Grocery Guide: Japanese Mayo
I loathed mayonnaise for an entire childhood, but was mistaken. Miracle Whip was the vile family culprit. No great loss, as there's not a lot of kid food that requires mayonnaise anyway.
Photo by John Kiely
As an adult, I was still wary of any jar of white stuff with Kraft on the label, so I chose Hellman's. It would've been a lifetime loyalty, but I married a girl who'd lived in Tokyo for a year, and she turned me on to Kewpie, the Japanese favorite in a soft, lascivious-feeling plastic squeeze bottle.
What makes it so special? Kewpie is made with egg yolks and rice vinegar, rather than whole eggs and distilled vinegar, so it has a richer, tangier taste. It also has that umami thing from a small dose of monosodium glutamate.

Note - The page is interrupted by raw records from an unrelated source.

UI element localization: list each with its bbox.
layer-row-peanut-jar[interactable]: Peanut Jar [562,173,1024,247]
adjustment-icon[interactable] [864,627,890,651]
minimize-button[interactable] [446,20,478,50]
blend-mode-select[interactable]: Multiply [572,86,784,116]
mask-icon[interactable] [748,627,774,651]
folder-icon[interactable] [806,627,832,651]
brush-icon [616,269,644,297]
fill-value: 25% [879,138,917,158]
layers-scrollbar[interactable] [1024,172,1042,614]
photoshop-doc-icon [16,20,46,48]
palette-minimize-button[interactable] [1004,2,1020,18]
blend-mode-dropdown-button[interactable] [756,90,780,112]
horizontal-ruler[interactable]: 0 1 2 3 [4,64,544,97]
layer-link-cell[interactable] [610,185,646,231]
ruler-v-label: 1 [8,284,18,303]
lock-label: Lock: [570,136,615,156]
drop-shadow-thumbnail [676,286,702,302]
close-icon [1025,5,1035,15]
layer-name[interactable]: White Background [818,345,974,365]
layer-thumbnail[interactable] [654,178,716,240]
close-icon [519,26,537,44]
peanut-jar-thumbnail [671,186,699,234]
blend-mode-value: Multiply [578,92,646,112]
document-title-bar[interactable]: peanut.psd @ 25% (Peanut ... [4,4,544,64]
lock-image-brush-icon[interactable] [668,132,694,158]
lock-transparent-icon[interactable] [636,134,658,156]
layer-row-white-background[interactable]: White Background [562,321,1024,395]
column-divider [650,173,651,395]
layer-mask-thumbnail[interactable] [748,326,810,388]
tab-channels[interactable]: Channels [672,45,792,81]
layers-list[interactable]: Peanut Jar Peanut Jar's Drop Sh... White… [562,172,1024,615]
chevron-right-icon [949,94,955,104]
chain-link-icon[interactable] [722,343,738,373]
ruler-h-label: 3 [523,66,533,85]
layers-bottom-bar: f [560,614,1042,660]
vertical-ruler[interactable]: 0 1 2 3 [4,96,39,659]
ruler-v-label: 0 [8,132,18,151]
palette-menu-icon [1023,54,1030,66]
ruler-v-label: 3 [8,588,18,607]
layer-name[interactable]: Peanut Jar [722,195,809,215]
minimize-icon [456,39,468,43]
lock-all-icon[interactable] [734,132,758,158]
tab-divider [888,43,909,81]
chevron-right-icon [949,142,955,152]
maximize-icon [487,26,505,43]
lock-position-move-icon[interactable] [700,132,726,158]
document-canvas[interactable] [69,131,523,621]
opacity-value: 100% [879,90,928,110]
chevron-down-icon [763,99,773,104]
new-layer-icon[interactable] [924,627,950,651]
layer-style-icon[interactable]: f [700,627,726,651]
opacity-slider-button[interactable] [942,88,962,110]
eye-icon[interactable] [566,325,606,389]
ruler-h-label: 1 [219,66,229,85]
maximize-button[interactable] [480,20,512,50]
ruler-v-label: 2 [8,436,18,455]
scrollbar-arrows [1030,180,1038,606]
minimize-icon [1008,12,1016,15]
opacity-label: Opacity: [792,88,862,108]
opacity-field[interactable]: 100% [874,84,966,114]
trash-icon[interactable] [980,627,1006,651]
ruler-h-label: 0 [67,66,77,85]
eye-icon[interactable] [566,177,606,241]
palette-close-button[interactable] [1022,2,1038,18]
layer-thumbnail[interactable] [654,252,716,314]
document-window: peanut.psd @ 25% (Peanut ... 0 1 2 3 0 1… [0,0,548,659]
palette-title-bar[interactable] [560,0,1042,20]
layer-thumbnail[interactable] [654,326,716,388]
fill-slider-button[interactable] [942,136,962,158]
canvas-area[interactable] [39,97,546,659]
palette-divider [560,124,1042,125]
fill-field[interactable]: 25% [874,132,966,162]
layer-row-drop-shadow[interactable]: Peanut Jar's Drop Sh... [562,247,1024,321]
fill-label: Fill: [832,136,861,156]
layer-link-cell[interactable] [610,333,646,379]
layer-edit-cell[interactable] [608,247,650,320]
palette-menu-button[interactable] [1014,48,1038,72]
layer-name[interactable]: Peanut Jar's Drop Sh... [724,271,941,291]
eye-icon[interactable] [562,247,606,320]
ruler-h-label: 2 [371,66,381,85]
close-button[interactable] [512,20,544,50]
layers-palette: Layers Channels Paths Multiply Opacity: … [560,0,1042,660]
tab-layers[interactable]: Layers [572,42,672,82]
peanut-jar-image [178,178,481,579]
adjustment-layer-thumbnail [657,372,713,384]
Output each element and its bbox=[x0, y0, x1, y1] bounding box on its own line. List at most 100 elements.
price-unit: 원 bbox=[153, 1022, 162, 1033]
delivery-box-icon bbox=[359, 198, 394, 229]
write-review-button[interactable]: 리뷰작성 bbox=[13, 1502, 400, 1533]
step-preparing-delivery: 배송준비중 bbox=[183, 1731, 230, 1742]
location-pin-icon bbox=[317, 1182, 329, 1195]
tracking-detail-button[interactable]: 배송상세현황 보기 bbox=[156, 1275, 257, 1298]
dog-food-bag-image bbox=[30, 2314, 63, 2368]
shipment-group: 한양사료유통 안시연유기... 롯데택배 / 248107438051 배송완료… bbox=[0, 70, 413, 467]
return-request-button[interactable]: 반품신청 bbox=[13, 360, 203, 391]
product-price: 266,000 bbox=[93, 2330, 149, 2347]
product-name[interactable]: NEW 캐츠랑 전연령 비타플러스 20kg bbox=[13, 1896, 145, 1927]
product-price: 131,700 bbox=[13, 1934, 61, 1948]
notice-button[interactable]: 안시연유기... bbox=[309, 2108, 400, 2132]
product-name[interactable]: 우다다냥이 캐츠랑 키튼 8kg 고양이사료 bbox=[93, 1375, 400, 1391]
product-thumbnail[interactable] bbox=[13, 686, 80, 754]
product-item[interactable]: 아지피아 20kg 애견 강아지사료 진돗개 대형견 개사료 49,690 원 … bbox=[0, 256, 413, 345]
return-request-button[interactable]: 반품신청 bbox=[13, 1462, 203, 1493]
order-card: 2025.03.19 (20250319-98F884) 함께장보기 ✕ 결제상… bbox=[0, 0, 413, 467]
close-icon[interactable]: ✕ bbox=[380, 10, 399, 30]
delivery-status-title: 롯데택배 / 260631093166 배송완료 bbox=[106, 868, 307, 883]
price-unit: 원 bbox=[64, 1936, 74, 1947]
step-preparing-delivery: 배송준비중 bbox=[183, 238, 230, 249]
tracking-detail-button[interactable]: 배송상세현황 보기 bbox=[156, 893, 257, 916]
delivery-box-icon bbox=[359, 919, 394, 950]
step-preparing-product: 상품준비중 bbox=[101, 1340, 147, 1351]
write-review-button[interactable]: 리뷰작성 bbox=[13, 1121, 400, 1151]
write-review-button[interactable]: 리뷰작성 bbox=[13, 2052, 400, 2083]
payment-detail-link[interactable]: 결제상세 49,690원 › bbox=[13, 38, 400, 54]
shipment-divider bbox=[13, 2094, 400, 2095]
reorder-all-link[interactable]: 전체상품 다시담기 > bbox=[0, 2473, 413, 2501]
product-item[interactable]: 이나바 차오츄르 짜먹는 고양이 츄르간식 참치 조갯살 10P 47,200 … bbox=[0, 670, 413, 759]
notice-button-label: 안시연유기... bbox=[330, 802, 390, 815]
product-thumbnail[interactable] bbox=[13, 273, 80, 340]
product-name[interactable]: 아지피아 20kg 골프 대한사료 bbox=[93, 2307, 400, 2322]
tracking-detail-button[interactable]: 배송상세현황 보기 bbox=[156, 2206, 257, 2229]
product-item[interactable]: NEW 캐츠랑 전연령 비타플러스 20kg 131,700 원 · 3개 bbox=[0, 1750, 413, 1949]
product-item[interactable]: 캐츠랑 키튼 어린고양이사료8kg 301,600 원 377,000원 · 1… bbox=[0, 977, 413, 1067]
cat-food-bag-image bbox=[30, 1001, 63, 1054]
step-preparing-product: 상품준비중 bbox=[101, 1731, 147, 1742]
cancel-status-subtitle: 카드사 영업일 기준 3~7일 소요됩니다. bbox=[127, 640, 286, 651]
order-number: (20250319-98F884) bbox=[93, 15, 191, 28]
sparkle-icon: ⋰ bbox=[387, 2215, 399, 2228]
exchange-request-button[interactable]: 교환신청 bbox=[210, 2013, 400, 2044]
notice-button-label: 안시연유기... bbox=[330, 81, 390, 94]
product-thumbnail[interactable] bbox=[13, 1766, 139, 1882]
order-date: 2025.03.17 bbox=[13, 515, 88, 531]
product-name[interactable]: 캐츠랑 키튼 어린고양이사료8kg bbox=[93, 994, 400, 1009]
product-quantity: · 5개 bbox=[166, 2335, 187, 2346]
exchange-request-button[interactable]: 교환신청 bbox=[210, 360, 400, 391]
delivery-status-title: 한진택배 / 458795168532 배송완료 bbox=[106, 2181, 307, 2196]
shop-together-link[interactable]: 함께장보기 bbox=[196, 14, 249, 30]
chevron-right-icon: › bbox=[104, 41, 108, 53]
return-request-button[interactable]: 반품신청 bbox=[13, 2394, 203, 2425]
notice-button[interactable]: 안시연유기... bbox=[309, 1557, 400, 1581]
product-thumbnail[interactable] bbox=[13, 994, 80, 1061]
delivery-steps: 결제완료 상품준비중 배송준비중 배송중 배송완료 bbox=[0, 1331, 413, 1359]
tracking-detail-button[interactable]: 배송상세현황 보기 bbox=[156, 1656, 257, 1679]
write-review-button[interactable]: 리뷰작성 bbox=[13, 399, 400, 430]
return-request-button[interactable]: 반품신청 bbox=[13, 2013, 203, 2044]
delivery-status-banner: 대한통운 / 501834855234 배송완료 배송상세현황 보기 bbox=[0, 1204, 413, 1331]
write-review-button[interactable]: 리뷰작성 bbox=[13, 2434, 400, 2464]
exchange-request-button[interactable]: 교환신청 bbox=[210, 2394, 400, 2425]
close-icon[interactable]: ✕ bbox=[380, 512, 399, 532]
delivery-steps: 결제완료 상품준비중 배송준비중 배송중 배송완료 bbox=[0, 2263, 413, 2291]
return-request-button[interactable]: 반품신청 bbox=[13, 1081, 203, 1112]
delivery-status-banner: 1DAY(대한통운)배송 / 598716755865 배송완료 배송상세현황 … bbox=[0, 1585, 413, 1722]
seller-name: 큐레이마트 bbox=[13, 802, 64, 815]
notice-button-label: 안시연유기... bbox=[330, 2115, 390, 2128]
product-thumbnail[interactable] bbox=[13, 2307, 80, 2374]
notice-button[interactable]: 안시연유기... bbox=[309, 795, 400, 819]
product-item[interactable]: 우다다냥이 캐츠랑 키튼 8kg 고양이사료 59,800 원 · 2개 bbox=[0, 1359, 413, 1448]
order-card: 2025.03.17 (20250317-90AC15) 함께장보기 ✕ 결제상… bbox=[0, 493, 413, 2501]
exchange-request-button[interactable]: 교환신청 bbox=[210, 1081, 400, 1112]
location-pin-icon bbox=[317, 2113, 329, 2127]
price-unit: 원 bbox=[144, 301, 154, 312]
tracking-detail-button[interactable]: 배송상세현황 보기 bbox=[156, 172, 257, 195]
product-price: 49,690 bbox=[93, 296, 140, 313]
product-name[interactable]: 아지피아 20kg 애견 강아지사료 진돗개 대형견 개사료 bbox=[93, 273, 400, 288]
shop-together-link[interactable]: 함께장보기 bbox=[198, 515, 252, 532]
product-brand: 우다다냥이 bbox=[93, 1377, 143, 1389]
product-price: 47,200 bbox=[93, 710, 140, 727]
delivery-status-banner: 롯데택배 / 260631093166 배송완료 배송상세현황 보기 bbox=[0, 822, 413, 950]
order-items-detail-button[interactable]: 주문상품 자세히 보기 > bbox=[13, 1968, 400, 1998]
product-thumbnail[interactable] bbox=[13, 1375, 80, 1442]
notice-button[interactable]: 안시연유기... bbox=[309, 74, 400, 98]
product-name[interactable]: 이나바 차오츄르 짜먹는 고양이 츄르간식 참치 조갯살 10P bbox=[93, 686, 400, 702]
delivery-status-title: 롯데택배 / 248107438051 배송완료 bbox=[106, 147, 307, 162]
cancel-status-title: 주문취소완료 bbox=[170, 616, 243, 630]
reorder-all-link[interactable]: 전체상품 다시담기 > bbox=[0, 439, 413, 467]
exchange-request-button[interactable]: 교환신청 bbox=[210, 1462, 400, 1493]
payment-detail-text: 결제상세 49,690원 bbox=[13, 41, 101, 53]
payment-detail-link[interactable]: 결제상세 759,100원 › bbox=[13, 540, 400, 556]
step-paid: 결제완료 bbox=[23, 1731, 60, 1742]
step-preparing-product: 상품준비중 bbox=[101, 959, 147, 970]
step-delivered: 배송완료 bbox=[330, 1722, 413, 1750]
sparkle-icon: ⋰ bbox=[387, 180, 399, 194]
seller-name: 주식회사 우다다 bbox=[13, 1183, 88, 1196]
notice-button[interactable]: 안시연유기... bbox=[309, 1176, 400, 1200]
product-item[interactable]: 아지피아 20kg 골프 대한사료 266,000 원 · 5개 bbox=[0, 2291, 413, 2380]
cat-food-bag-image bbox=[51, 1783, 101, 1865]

We use it for a dip for vegetables, like broccoli, and for French fries, chicken nuggets, and sautéed asparagus. A squirt added to vinegar and oil makes an instant salad dressing. The Kewpie bottle has a star-shaped opening at the top, so the mayo squeezes out with a decorative flair.
Our favorite use is for tuna salad, and remarkably simple and tasty egg salad.
Cover two eggs with cold water in a pan, and bring to a boil, covered. Turn the heat to low, and cook eggs 13 minutes. Remove eggs and put them into cold tap water to cool.
After you peel the eggs, smash them coarsely with a fork. The eggs yolks should be bright yellow with none of that hideous green coating. Add 1½ to 2 tablespoons of Kewpie, salt, and pepper. Mix. That's all.
Kewpie mayonnaise is available at Nippon Daido, Dun Huang, and Central Market.